(Saturday, August 2)
“Hayots Ashkhar” writes that as far as the possibility of an upsurge in political tensions in Armenia is concerned, the Armenian authorities should have no cause for concern. With voter apathy reaching new highs, the paper says, the Armenian opposition is increasingly discredited in the eyes of many people due to its “successive electoral failures.” A major destabilization of the political situation is much more likely in Azerbaijan. Only “external challenges” can destabilize Armenia.

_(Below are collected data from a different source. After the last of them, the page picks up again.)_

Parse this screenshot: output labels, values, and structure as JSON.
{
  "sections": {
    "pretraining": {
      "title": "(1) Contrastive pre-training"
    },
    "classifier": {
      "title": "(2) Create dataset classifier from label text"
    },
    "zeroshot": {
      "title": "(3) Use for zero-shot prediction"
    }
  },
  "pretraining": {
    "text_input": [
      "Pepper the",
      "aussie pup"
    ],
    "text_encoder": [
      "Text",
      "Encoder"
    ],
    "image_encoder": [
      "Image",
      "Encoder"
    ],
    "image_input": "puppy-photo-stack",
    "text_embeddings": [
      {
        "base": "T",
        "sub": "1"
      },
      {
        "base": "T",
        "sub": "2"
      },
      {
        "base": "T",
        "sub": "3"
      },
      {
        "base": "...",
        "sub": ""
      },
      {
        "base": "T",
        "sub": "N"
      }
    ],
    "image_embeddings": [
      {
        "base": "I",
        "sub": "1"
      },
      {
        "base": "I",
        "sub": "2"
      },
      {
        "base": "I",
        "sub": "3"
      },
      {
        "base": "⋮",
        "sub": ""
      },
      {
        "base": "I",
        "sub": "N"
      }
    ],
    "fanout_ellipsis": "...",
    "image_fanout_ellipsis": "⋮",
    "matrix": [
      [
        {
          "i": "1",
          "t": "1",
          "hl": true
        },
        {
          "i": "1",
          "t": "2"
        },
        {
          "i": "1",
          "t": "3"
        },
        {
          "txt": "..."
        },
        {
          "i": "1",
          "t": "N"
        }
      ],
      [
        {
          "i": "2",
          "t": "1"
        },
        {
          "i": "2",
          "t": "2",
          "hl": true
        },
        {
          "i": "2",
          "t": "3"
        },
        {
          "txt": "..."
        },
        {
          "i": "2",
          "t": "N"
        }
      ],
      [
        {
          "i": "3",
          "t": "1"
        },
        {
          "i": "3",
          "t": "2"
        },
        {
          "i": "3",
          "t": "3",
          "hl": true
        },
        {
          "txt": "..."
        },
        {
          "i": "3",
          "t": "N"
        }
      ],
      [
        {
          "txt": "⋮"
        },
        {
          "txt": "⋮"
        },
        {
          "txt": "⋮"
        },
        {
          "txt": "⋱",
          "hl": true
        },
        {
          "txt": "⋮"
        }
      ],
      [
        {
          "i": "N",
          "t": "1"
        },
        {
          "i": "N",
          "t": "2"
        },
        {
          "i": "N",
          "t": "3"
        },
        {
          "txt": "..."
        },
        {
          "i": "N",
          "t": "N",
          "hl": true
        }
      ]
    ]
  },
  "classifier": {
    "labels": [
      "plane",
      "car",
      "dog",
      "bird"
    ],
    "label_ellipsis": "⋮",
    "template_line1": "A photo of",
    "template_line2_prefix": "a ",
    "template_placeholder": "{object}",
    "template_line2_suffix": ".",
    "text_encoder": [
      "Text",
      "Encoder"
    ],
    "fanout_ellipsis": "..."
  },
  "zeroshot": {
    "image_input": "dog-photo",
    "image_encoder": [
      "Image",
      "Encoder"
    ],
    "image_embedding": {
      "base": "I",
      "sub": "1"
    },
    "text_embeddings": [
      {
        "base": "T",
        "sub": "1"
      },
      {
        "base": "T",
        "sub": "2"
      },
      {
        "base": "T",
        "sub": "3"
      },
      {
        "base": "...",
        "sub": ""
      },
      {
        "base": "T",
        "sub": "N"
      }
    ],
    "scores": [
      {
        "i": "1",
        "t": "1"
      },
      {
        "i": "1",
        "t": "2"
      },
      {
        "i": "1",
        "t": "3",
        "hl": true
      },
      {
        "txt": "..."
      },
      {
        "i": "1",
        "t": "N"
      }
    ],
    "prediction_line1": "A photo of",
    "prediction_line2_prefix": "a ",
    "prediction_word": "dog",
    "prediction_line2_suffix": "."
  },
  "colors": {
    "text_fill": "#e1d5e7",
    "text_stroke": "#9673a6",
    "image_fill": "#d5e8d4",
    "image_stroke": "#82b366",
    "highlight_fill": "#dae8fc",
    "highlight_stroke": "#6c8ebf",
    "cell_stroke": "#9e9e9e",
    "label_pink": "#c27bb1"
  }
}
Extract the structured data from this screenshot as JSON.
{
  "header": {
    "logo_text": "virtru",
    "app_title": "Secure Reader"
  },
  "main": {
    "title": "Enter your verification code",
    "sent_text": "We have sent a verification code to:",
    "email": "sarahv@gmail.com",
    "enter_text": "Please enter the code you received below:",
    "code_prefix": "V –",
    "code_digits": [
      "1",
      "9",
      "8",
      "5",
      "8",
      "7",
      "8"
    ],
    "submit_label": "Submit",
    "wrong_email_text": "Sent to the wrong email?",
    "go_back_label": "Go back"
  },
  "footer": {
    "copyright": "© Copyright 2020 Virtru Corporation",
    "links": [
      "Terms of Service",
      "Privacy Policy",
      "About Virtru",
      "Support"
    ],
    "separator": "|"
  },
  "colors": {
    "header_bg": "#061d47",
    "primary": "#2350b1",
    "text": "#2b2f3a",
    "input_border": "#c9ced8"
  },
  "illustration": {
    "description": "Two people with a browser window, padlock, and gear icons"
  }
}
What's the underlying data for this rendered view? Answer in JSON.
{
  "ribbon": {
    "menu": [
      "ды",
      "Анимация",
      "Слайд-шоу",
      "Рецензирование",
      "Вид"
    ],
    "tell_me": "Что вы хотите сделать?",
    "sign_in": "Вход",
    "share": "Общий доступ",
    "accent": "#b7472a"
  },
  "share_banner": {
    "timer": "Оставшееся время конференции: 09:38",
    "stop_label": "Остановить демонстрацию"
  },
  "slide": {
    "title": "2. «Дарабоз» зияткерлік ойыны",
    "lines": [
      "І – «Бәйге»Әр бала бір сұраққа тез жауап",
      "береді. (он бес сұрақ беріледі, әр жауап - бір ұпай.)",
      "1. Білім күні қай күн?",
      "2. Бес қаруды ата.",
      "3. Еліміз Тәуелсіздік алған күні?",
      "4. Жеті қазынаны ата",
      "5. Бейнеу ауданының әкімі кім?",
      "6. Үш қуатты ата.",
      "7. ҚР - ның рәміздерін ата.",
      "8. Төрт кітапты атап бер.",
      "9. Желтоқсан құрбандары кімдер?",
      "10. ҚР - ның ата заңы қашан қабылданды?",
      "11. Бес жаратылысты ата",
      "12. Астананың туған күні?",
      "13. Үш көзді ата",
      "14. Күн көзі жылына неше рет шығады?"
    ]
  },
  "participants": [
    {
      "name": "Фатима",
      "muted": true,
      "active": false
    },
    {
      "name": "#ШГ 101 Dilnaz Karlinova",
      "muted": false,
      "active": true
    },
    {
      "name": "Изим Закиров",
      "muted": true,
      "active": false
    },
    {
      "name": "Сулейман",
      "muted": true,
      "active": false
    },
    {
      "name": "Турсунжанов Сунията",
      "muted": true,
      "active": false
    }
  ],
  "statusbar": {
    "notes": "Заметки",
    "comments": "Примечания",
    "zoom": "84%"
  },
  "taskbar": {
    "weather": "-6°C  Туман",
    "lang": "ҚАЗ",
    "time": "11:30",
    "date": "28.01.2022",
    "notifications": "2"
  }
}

The ruling establishment in Armenia has emerged “more consolidated” from this year’s elections and only “new figures and new forces” can remove it from power.
“With its limited mental horizon and capabilities, the current opposition can and will definitely resort to only short-term steps starting from this September by playing on the authorities’ nerves,” continues “Hayots Ashkhar.” As for the external challenges, those could take the form of sanctions by European organizations, a “serious change in the geopolitical situation in the region” and a “new crisis” in the Nagorno-Karabakh conflict which might stem from the political turmoil in Baku. But all of this, according to the paper, is a mere speculation. “So Armenia is heading for an autumn free of quite calm, stable and serious political upheavals.”
This view is shared by Gegham Manukian, a senior member of the Armenian Revolutionary Federation (Dashnaktsutyun). He tells “Aravot” that further political battles this year will be confined to the parliament. “There will be no extraordinary escalation because there are no prerequisites for that,” Manukian says. He also makes the point that the current Armenian opposition operates in a more democratic environment than Dashnaktsutyun did when it was in opposition in the 1990s. “When Dashnaktsutyun was in opposition nobody could think that the regime could take a single step to engage in a dialogue with the opposition. And the existing situation simply can not be compared to the days when the authorities had a grudge against the opposition.”
“Golos Armenii” picks up an “Aravot” report that Prime Minister Andranik Markarian has three open-air cafes inside the largest public park in the center of Yerevan. The paper uses it to cast Markarian in negative light.